How-to-Guide

Guidelines for Airport Privatization

Executive Summary

Increasingly, airports are being viewed as enterprises, rather than as public services which are expected, at best, to break even. Around the world, governments in both developed and developing countries are turning to the private sector for airport management and development. Municipal and state governments in this country can use the private sector to improve airport operations in several ways.

For existing airports, the simplest form of privatization is contracting out management of the airport on a relatively short-term basis. Larger economic benefits can generally be obtained via a long-term lease or sale of the airport, increasingly common overseas. To create new airport facilities (or entirely new airports), the private sector can be granted either a long-term or perpetual franchise to finance, design, own, and operate those facilities. These techniques can also be used to convert military bases to commercial airports.

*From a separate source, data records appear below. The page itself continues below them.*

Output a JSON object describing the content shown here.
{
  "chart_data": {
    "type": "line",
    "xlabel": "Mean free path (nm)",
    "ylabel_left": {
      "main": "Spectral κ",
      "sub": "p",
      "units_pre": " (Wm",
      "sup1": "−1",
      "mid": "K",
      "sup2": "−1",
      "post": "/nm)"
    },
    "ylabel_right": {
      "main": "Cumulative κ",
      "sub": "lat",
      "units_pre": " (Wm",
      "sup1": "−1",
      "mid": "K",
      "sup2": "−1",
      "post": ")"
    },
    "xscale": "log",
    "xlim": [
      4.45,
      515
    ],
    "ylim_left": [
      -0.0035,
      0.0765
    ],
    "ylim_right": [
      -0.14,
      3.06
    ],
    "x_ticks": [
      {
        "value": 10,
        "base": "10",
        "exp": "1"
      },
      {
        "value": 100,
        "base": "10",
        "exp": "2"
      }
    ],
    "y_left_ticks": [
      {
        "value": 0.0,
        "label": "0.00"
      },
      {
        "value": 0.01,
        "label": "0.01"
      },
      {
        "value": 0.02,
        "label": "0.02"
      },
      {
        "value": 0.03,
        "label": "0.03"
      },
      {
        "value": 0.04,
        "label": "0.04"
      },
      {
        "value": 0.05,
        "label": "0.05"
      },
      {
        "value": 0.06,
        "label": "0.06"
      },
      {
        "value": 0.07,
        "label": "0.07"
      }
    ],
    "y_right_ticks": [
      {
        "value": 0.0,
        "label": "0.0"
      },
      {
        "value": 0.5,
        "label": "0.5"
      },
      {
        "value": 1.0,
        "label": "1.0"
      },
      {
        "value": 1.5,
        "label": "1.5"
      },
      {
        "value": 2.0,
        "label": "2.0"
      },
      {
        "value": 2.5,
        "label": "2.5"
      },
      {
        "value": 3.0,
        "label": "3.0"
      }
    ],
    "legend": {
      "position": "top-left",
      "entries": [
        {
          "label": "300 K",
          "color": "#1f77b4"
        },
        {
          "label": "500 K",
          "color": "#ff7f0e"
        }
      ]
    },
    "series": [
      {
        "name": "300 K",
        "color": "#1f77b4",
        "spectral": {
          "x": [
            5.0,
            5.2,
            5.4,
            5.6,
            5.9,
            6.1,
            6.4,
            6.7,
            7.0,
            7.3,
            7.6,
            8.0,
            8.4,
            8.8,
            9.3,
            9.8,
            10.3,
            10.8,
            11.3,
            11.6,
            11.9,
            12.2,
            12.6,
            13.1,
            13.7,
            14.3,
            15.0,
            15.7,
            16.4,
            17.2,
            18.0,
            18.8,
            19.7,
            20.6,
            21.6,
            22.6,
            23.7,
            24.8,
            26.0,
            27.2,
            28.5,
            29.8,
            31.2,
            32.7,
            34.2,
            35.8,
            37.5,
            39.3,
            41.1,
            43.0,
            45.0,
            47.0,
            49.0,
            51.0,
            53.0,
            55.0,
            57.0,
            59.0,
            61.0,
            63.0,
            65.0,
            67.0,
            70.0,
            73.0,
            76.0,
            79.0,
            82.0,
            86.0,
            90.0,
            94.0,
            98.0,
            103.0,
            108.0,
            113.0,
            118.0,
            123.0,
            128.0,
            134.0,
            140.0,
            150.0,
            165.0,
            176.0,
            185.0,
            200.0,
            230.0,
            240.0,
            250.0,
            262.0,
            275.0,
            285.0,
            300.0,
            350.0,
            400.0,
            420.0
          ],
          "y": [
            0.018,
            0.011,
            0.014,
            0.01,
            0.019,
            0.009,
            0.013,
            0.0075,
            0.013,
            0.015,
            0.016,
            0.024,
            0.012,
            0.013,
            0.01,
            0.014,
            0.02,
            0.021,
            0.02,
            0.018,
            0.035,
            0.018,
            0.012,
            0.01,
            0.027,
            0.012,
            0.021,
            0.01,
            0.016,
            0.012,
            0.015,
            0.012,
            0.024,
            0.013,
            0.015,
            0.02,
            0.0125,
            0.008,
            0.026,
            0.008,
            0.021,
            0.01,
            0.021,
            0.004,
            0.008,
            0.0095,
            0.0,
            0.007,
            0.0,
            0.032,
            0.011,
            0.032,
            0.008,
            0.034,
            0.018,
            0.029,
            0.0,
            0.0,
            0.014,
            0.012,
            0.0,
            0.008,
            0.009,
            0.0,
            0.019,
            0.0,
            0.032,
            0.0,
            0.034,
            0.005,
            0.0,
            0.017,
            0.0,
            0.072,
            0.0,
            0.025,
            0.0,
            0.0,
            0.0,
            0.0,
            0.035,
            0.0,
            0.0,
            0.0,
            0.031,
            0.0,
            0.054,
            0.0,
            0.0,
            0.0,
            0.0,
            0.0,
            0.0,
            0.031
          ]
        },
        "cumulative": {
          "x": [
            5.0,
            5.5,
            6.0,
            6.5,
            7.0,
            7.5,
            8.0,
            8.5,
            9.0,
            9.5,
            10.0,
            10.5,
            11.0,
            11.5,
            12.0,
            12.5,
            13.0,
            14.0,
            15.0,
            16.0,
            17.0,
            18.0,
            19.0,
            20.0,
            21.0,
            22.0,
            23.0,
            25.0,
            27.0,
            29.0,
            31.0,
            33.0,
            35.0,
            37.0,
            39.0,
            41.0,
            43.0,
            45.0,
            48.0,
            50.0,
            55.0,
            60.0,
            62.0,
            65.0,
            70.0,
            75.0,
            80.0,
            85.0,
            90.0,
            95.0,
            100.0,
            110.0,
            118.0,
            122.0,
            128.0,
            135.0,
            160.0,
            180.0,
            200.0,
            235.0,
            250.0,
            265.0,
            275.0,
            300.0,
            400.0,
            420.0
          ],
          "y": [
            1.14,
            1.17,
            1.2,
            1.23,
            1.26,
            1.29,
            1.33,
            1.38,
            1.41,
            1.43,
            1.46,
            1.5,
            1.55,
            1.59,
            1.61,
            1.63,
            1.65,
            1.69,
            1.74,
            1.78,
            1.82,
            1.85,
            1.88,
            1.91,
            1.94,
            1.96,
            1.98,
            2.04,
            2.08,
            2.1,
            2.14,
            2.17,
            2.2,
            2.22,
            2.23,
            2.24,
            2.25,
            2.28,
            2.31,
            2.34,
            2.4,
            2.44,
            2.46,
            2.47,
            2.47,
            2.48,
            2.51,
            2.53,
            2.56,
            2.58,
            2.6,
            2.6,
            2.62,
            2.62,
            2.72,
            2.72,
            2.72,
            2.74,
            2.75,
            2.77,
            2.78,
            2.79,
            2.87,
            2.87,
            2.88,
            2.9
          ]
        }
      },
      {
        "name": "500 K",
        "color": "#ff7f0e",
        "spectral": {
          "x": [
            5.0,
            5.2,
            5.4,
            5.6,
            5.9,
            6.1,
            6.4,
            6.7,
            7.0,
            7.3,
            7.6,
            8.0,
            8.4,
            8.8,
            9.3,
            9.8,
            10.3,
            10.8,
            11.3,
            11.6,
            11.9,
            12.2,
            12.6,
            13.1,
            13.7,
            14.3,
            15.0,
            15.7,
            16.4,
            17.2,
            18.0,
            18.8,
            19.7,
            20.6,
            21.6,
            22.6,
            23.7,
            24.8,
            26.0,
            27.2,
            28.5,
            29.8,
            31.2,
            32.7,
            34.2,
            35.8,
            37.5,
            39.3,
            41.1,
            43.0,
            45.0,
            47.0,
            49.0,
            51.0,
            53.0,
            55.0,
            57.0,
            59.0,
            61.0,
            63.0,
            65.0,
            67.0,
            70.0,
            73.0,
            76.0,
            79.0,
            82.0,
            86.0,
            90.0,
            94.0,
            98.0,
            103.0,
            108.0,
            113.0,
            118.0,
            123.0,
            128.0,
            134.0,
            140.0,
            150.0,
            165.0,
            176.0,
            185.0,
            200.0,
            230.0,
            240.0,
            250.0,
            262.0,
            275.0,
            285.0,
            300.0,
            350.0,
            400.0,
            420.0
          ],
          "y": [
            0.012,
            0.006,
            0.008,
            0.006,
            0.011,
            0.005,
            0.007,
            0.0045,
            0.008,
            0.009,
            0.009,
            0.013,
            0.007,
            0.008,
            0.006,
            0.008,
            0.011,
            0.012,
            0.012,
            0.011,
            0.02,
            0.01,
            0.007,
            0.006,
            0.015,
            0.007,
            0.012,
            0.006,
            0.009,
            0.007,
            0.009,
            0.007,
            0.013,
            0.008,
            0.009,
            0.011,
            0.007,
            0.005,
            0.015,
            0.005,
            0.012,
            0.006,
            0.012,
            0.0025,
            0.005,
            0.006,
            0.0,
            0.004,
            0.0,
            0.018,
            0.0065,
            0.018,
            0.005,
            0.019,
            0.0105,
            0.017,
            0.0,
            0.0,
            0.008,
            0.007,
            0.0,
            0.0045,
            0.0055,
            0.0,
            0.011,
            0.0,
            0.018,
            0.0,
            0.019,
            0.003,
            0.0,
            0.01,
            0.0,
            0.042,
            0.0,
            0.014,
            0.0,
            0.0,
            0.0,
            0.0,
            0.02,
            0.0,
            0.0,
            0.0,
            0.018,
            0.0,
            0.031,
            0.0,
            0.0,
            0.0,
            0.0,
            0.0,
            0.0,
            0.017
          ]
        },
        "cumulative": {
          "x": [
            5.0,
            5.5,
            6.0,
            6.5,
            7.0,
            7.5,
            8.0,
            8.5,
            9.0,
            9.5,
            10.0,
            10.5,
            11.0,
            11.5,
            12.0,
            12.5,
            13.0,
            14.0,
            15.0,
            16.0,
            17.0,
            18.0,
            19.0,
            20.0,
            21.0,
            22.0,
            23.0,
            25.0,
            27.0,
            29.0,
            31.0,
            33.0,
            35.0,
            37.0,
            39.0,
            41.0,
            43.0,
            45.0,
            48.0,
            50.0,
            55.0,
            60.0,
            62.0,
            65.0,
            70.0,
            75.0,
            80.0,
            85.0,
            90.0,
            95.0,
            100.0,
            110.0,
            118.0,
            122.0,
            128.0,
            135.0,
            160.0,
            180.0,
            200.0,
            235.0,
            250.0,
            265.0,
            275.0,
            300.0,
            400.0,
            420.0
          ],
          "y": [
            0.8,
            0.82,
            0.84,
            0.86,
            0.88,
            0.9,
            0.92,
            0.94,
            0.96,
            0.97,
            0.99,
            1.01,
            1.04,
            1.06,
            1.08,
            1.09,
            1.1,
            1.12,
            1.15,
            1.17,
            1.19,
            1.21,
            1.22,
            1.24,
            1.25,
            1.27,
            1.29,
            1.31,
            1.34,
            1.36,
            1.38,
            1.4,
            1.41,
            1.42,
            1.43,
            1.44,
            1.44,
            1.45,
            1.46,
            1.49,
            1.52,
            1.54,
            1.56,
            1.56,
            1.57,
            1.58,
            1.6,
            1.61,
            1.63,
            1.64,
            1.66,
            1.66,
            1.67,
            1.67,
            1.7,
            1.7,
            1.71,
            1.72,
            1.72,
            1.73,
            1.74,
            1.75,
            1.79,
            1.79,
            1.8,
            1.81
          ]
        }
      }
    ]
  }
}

Federal airport grant (AIP) funds for capital investment projects can be used at all types of privatized airports, but so-called entitlement grants (based on passenger or cargo volume) are only available if government retains underlying ownership of the airport (which still permits management contracting or long-term leases). Tax-exempt bonds may remain in place when an airport is privatized, and in some cases tax-exempt financing can be used for new airport privatization projects.

The benefits of a more entrepreneurial approach to airport management include increased operating efficiency, increased airport revenues, improved airport amenities, possible new revenue streams for state and local governments, and reduced risk of developing uneconomic (white-elephant) projects. Airlines, passengers, private-plane owners, and taxpayers can all benefit from this new approach to airport management.